Distance et proximité

Ci-dessous, lectio à partir d'une oraison méditative de Guillaume de Saint-Thierry, en lien avec la lecture de l'Apocalypse, le jour de la fête de Toussaint.

6, 1. J'ai vu la porte ouverte dans le ciel, dit le bienheureux Jean, et la première voix que j'entendis, semblable à une trompette, m'adressait la parole ; elle disait monte ici.
5. Mais si nous voyons la porte grande ouverte dans le ciel, nous qui sommes sur terre, à quoi cela nous sert-il, à nous qui ne pouvons pas monter là-haut ? Paul répond : « Celui qui monte est celui-là même qui est descendu » Qui est-il ? L'amour. En effet Seigneur, l'amour qui est en  nous monte vers toi là-haut, parce que l'amour qui est en toi est descendu vers nous ici-bas. En effet, parce que tu nous as aimés, tu es descendu ici-bas vers nous ; en t'aimant nous monterons là-haut, vers toi. Mais puisque toi-même tu as dit : « moi je suis la porte », par toi-même je t'en prie, ouvre-toi, toi-même à nous, afin de nous montrer, avec plus d'évidence, de quelle demeure tu es la porte, quand, et pour qui elle est ouverte
8. La demeure dont tu es la porte nous l'avons déjà dit, c'est le ciel ; le Père y habite de qui nous lisons : « le Seigneur dans le ciel a son siège ». C'est bien pourquoi personne ne vient au Père sinon par toi, qui es la porte.
O créateur de toutes choses, et des lieux et des temps, ni retenu par un lieu, ni retenu par un ciel corporel qui t'empêche de tomber ; si tu n'habites là-haut de telle façon que tu n'emplisses pas le ciel et la terre ; partout présent, si l'on peut parler de celui qui n'a pas de lieu ; partout tout entier, si en toi ou à ton sujet le mot de total peut être prononcé, alors qu'en toi n'existe rien de partiel.
9. Toi-même cependant, tu nous as appris à dire : « Notre Père qui es aux cieux ».
Le prophète qui dit « Or notre Dieu est dans le ciel », dit un peu plus loin « Qui habite en Jérusalem ».

1. Découverte du texte
La porte est ouverte... à quoi cela sert-il si on ne peut entrer ! ? Guillaume va chercher la réponse chez saint Paul : « Celui qui monte est celui qui est descendu » .... Celui qui est descendu ...comment serions-nous concernés nous qui sommes ici-bas ? Paul explique : c'est l'Amour. Et voilà le mot amour ou aimer qui revient six fois en sept lignes !
L'amour     qui est en nous    monte,
L'amour     qui est en toi       est descendu.
Tu nous as aimés,    tu es descendu
en t'aimant,             nous montons.
C'est parce que tu nous as aimés que tu es descendu, la force de ton amour t'a fait désirer être proche de nous.
L'amour que tu mets en nous nous fait devenir proches de toi.

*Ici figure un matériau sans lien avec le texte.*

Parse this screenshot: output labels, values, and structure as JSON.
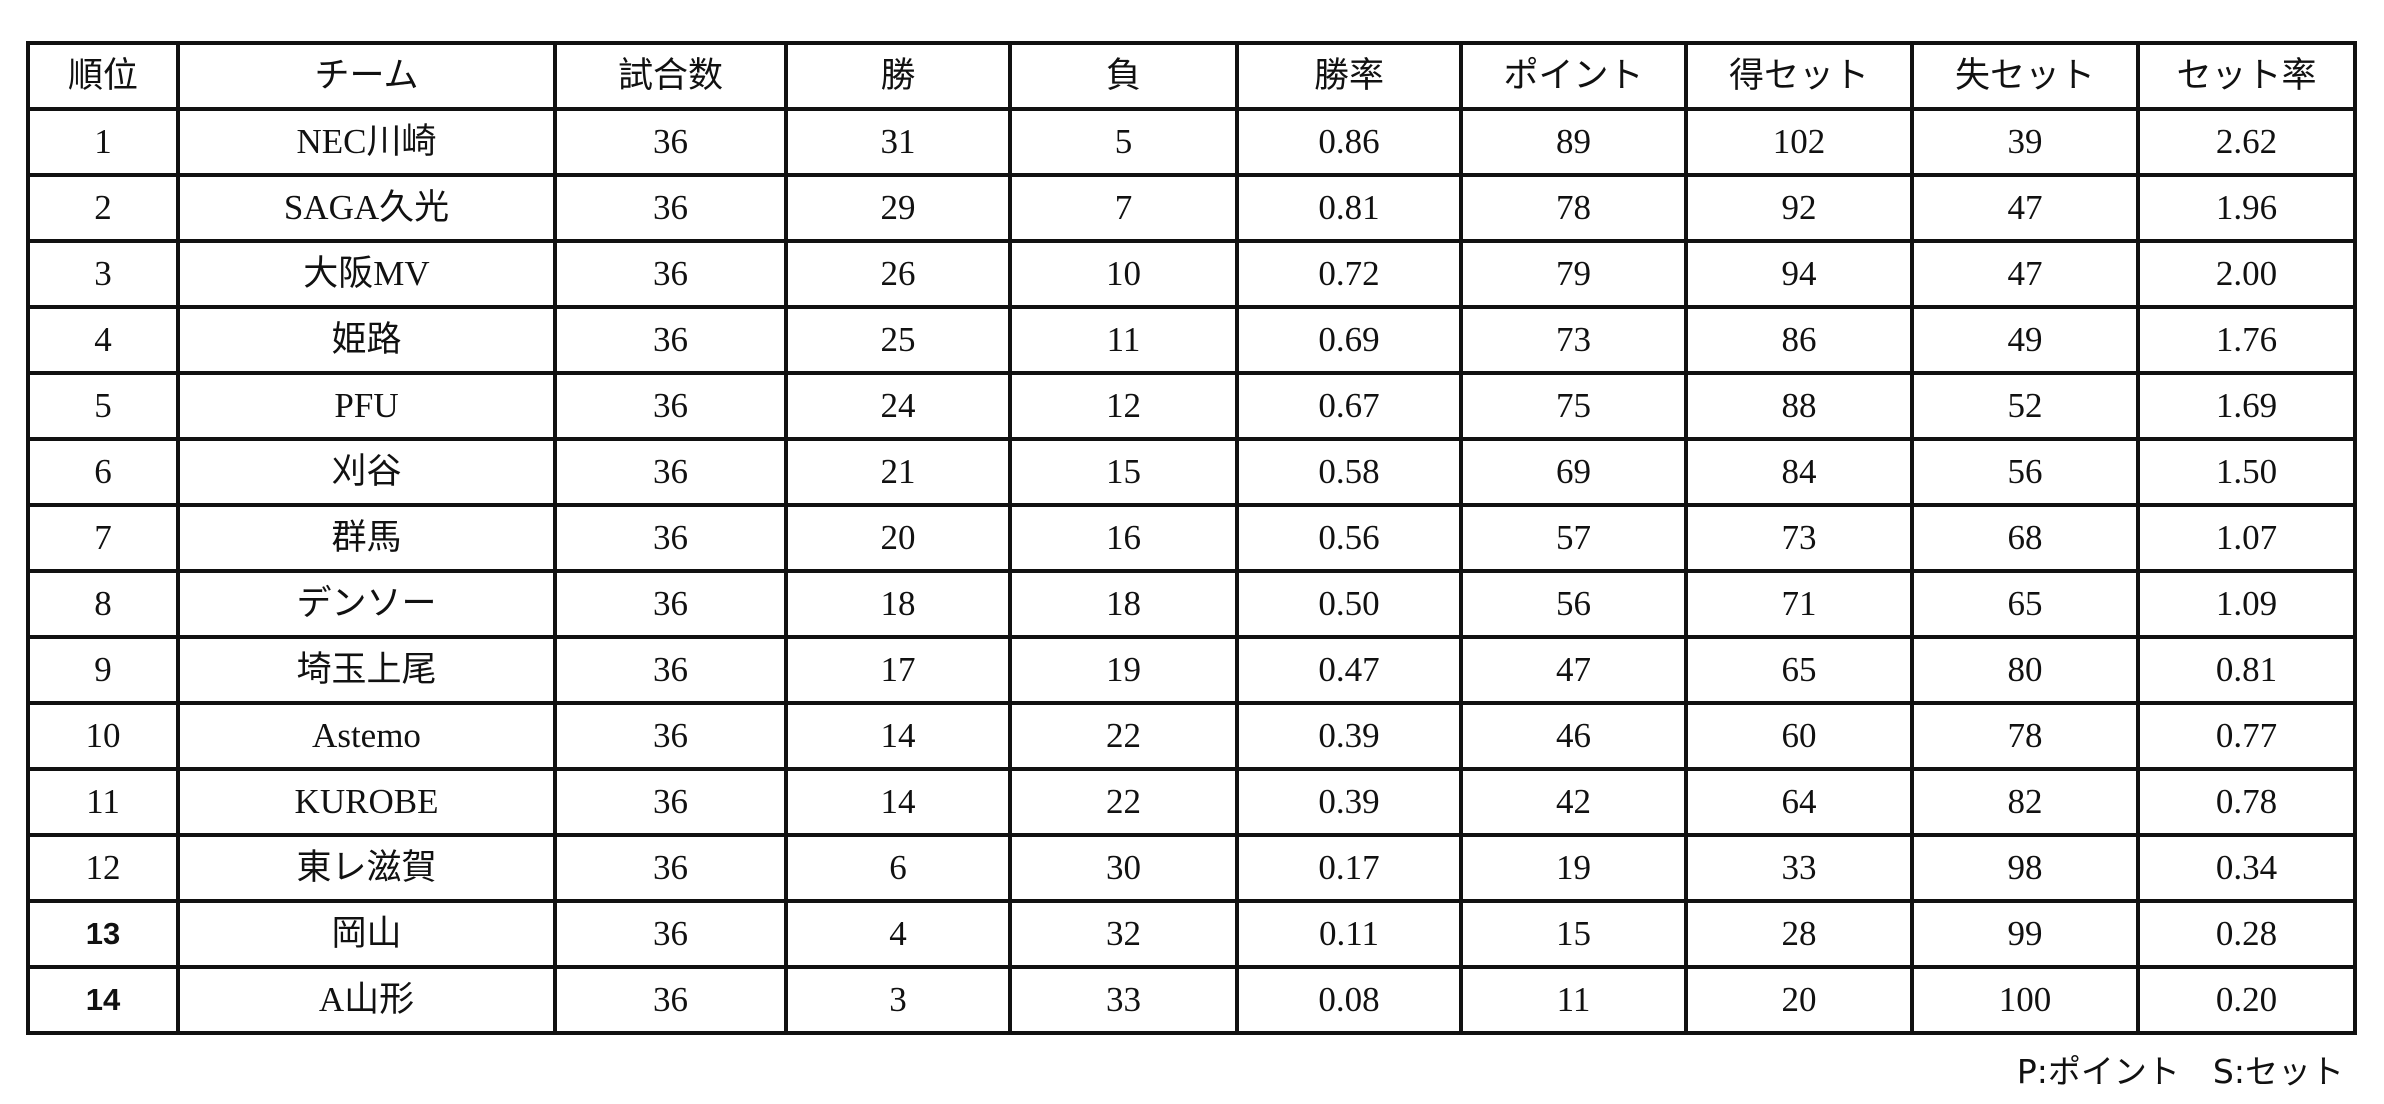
{
  "headers": [
    "順位",
    "チーム",
    "試合数",
    "勝",
    "負",
    "勝率",
    "ポイント",
    "得セット",
    "失セット",
    "セット率"
  ],
  "rows": [
    [
      "1",
      "NEC川崎",
      "36",
      "31",
      "5",
      "0.86",
      "89",
      "102",
      "39",
      "2.62"
    ],
    [
      "2",
      "SAGA久光",
      "36",
      "29",
      "7",
      "0.81",
      "78",
      "92",
      "47",
      "1.96"
    ],
    [
      "3",
      "大阪MV",
      "36",
      "26",
      "10",
      "0.72",
      "79",
      "94",
      "47",
      "2.00"
    ],
    [
      "4",
      "姫路",
      "36",
      "25",
      "11",
      "0.69",
      "73",
      "86",
      "49",
      "1.76"
    ],
    [
      "5",
      "PFU",
      "36",
      "24",
      "12",
      "0.67",
      "75",
      "88",
      "52",
      "1.69"
    ],
    [
      "6",
      "刈谷",
      "36",
      "21",
      "15",
      "0.58",
      "69",
      "84",
      "56",
      "1.50"
    ],
    [
      "7",
      "群馬",
      "36",
      "20",
      "16",
      "0.56",
      "57",
      "73",
      "68",
      "1.07"
    ],
    [
      "8",
      "デンソー",
      "36",
      "18",
      "18",
      "0.50",
      "56",
      "71",
      "65",
      "1.09"
    ],
    [
      "9",
      "埼玉上尾",
      "36",
      "17",
      "19",
      "0.47",
      "47",
      "65",
      "80",
      "0.81"
    ],
    [
      "10",
      "Astemo",
      "36",
      "14",
      "22",
      "0.39",
      "46",
      "60",
      "78",
      "0.77"
    ],
    [
      "11",
      "KUROBE",
      "36",
      "14",
      "22",
      "0.39",
      "42",
      "64",
      "82",
      "0.78"
    ],
    [
      "12",
      "東レ滋賀",
      "36",
      "6",
      "30",
      "0.17",
      "19",
      "33",
      "98",
      "0.34"
    ],
    [
      "13",
      "岡山",
      "36",
      "4",
      "32",
      "0.11",
      "15",
      "28",
      "99",
      "0.28"
    ],
    [
      "14",
      "A山形",
      "36",
      "3",
      "33",
      "0.08",
      "11",
      "20",
      "100",
      "0.20"
    ]
  ],
  "footnote": "P:ポイント　S:セット"
}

Guillaume poursuit en priant. Prière qui exprime une double demande : ouvre toi, toi-même à nous ; montre-nous cette demeure dont tu es la porte.
Ouvre-toi à nous, permets que nous entrions... Si Guillaume demande que le Seigneur ouvre pour que nous entrions, n'est-ce pas parce qu'il sait que souvent nous restons sur le seuil, "chez nous" dans nos affaires, comme si la porte fermée ne nous invitait pas à pas entrer.
Montre-nous la demeure dont tu es la porte... comme si Guillaume ne connaissait rien du Royaume !
Proximité et distance :
Proximité : l'Amour du Seigneur est en nous, il est venu « chez nous » nous sommes invités à « monter » vers lui.
Distance : Il est la porte, et de nous-mêmes nous ne pouvons entrer, nous ignorons encore ce qu'est cette demeure.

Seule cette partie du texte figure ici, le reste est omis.